Wenn man nun ein gewisses Maß an Rationalität voraussetzt, kommt man zu dem plausiblen Schluss, dass unter solchen Bedingungen Anreiz zum Verrat minimal sein muss. Aber wenn ich eine statistische Wahrscheinlichkeit für diesen Verratsfall berechnen kann, dann kann ich auch davon ausgehen, damit einem Maximal- oder Minimalwert (je nachdem, ob ich es als Best-case- oder als Worst-case-Szenario, definiere) ziemlich nahe zu sein. Gäbe es noch andere Fälle, in denen diese Kosten-Nutzen-Verhältnis zwischen Mitmachen und Aussteigen noch extremer ist? Vermutlich, auch wenn mir gerade kein Beispiel einfiele. Aber für die meisten “handelsüblichen” Verschwörungsszenarien, von mafiösen Komplotten über illegale Absprachen und Manipulationen in der Wirtschaft bis hin zu Militärputsch- und Umsturzversuchen, sind die Risiken der Teilnahme (= die Strafbarkeit des Handelns) sicher größer, und die Kosten des Verrats werden durch mögliche Belohnungen, Beförderungen, Strafmilderungen oder einen Platz im Zeugenschutzprogramm aufgewogen – Verrat wird lohnender (und damit auch wahrscheinlicher).
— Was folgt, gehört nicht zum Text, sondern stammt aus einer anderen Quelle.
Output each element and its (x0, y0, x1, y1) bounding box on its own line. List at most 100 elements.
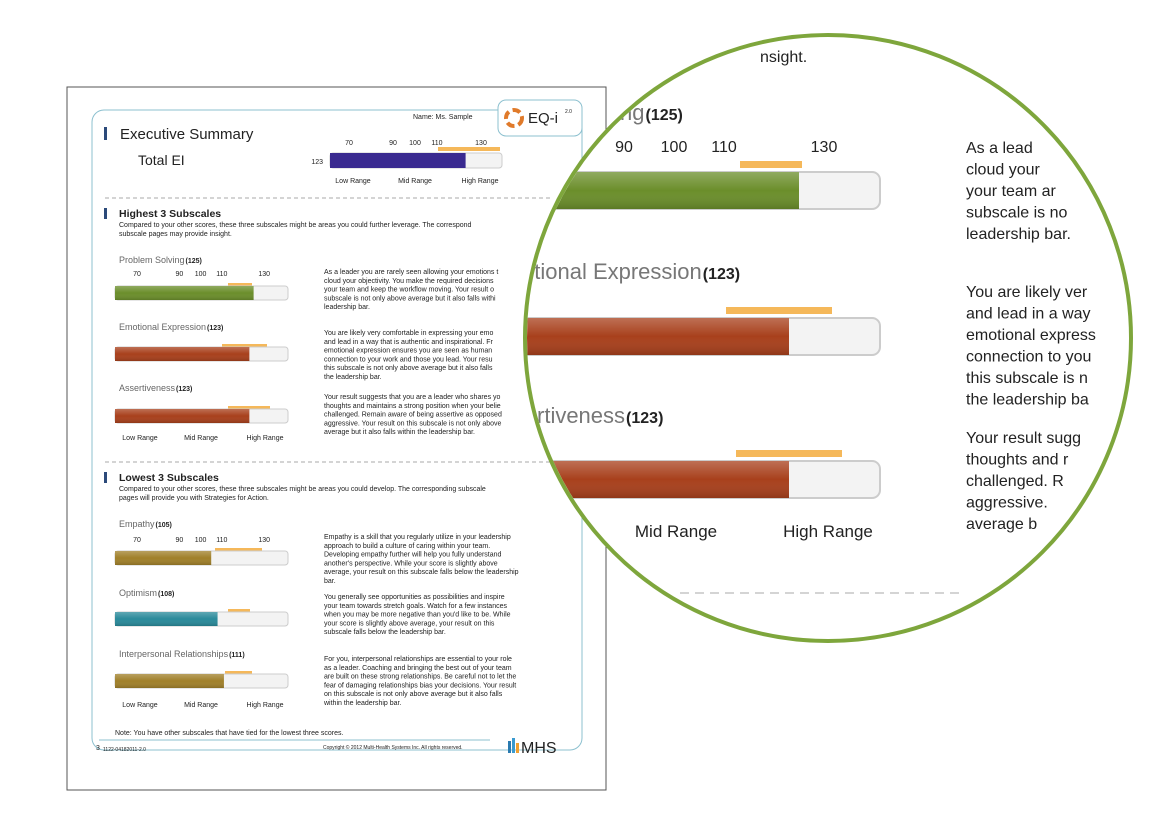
subscale-name: Emotional Expression (119, 322, 206, 332)
range-label: Mid Range (635, 522, 717, 541)
subscale-name: otional Expression (522, 259, 702, 284)
magnified-text: emotional express (966, 327, 1096, 344)
magnified-text: As a lead (966, 140, 1033, 157)
marker (104, 208, 107, 219)
subscale-score: (123) (207, 325, 223, 332)
subscale-label: Empathy(105) (119, 519, 172, 529)
leadership-bar (215, 548, 262, 551)
page-number: 3 (96, 745, 100, 752)
paragraph-line: this subscale is not only above average … (324, 365, 493, 372)
leadership-bar (740, 161, 802, 168)
paragraph-line: aggressive. Your result on this subscale… (324, 420, 502, 427)
paragraph-line: are built on these strong relationships.… (324, 674, 516, 681)
leadership-bar (438, 147, 500, 151)
section-description: subscale pages may provide insight. (119, 231, 232, 238)
bar-shine (115, 551, 212, 565)
paragraph-line: your team towards stretch goals. Watch f… (324, 603, 507, 610)
tick-label: 90 (176, 271, 184, 278)
paragraph-line: leadership bar. (324, 304, 370, 311)
title: Executive Summary (120, 126, 254, 143)
tick-label: 90 (176, 537, 184, 544)
leadership-bar (228, 609, 250, 612)
range-label: Low Range (122, 435, 158, 442)
paragraph-line: Developing empathy further will help you… (324, 552, 502, 559)
range-label: Low Range (335, 178, 371, 185)
magnified-text: leadership bar. (966, 226, 1071, 243)
bar-shine (115, 674, 224, 688)
section-description: Compared to your other scores, these thr… (119, 222, 472, 229)
magnified-text: thoughts and r (966, 452, 1069, 469)
logo-box (497, 99, 583, 137)
bar-shine (527, 318, 789, 355)
range-label: Low Range (122, 702, 158, 709)
subscale-score: (123) (176, 386, 192, 393)
magnified-text: You are likely ver (966, 284, 1088, 301)
paragraph-line: For you, interpersonal relationships are… (324, 656, 512, 663)
tick-label: 130 (811, 139, 838, 156)
paragraph-line: thoughts and maintains a strong position… (324, 403, 501, 410)
range-label: High Range (462, 178, 499, 185)
paragraph-line: the leadership bar. (324, 374, 382, 381)
doc-code: 1122-04182011-2.0 (103, 747, 146, 753)
tick-label: 130 (258, 271, 270, 278)
magnified-text: nsight. (760, 49, 807, 66)
section-description: pages will provide you with Strategies f… (119, 495, 269, 502)
paragraph-line: As a leader you are rarely seen allowing… (324, 269, 498, 276)
subscale-name: Optimism (119, 588, 157, 598)
magnified-text: Your result sugg (966, 430, 1081, 447)
subscale-score: (111) (229, 652, 245, 659)
range-label: Mid Range (184, 435, 218, 442)
magnifier-ring (523, 33, 1133, 643)
brand: MHS (521, 740, 557, 757)
paragraph-line: Empathy is a skill that you regularly ut… (324, 534, 511, 541)
copyright: Copyright © 2012 Multi-Health Systems In… (323, 744, 463, 751)
magnified-text: your team ar (966, 183, 1056, 200)
subtitle: Total EI (138, 152, 185, 168)
tick-label: 110 (711, 139, 737, 156)
paragraph-line: your score is slightly above average, yo… (324, 620, 495, 627)
tick-label: 130 (258, 537, 270, 544)
tick-label: 110 (216, 537, 227, 544)
paragraph-line: your team and keep the workflow moving. … (324, 287, 494, 294)
paragraph-line: connection to your work and those you le… (324, 356, 493, 363)
leadership-bar (228, 406, 270, 409)
subscale-label: otional Expression(123) (522, 259, 740, 284)
logo: EQ-i (528, 110, 558, 127)
subscale-score: (108) (158, 591, 174, 598)
magnified-text: challenged. R (966, 473, 1064, 490)
subscale-score: (125) (645, 107, 682, 124)
logo-sup: 2.0 (565, 109, 572, 115)
mhs-icon (508, 738, 519, 753)
paragraph-line: challenged. Remain aware of being assert… (324, 412, 502, 419)
subscale-score: (125) (186, 258, 202, 265)
range-label: Mid Range (184, 702, 218, 709)
subscale-score: (105) (156, 522, 172, 529)
subscale-name: Problem Solving (119, 255, 185, 265)
paragraph-line: within the leadership bar. (323, 700, 401, 707)
subscale-name: Interpersonal Relationships (119, 649, 229, 659)
tick-label: 100 (195, 271, 207, 278)
tick-label: 90 (389, 140, 397, 147)
subscale-name: rtiveness (537, 403, 625, 428)
bar-shine (115, 347, 250, 361)
subscale-label: Interpersonal Relationships(111) (119, 649, 245, 659)
paragraph-line: Your result suggests that you are a lead… (324, 394, 501, 401)
range-label: Mid Range (398, 178, 432, 185)
paragraph-line: average but it also falls within the lea… (324, 429, 475, 436)
range-label: High Range (247, 702, 284, 709)
paragraph-line: You generally see opportunities as possi… (324, 594, 505, 601)
magnified-text: subscale is no (966, 205, 1067, 222)
magnified-text: and lead in a way (966, 306, 1091, 323)
section-description: Compared to your other scores, these thr… (119, 486, 486, 493)
paragraph-line: cloud your objectivity. You make the req… (324, 278, 494, 285)
marker (104, 127, 107, 140)
range-label: High Range (783, 522, 873, 541)
paragraph-line: and lead in a way that is authentic and … (324, 339, 494, 346)
tick-label: 100 (409, 140, 421, 147)
score-label: 123 (311, 159, 323, 166)
subscale-label: Problem Solving(125) (119, 255, 202, 265)
marker (104, 472, 107, 483)
leadership-bar (726, 307, 832, 314)
tick-label: 100 (661, 139, 688, 156)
Mehr als diese Argumentation würde ich an dem Paper, das ich zur Diskussion gestellt hatte, gar nicht verteidigen wollen. Und die Logik der Argumentation bleibt meiner Ansicht nach (mein Blog ist, wie ich nochmal betonen will, ein subjektives Medium, in dem ich eine Position vertreten darf und will) selbst dann noch plausibel, wenn die Zahlen und Formeln fehlerhaft sind. Aber letzteres wird sich belegen lassen – und dann würde ich mich freuen, diese Belege hier zu präsentieren.
P.S.: Wenn sich herausstellen sollte, dass das Paper von vornherein ein Scherz wie dieser hier war, dann stünde ich hier ziemlich im Regen. Doch das wäre noch einmal ein ganz anderes Problem, das ich ein andermal dann diskutieren würde.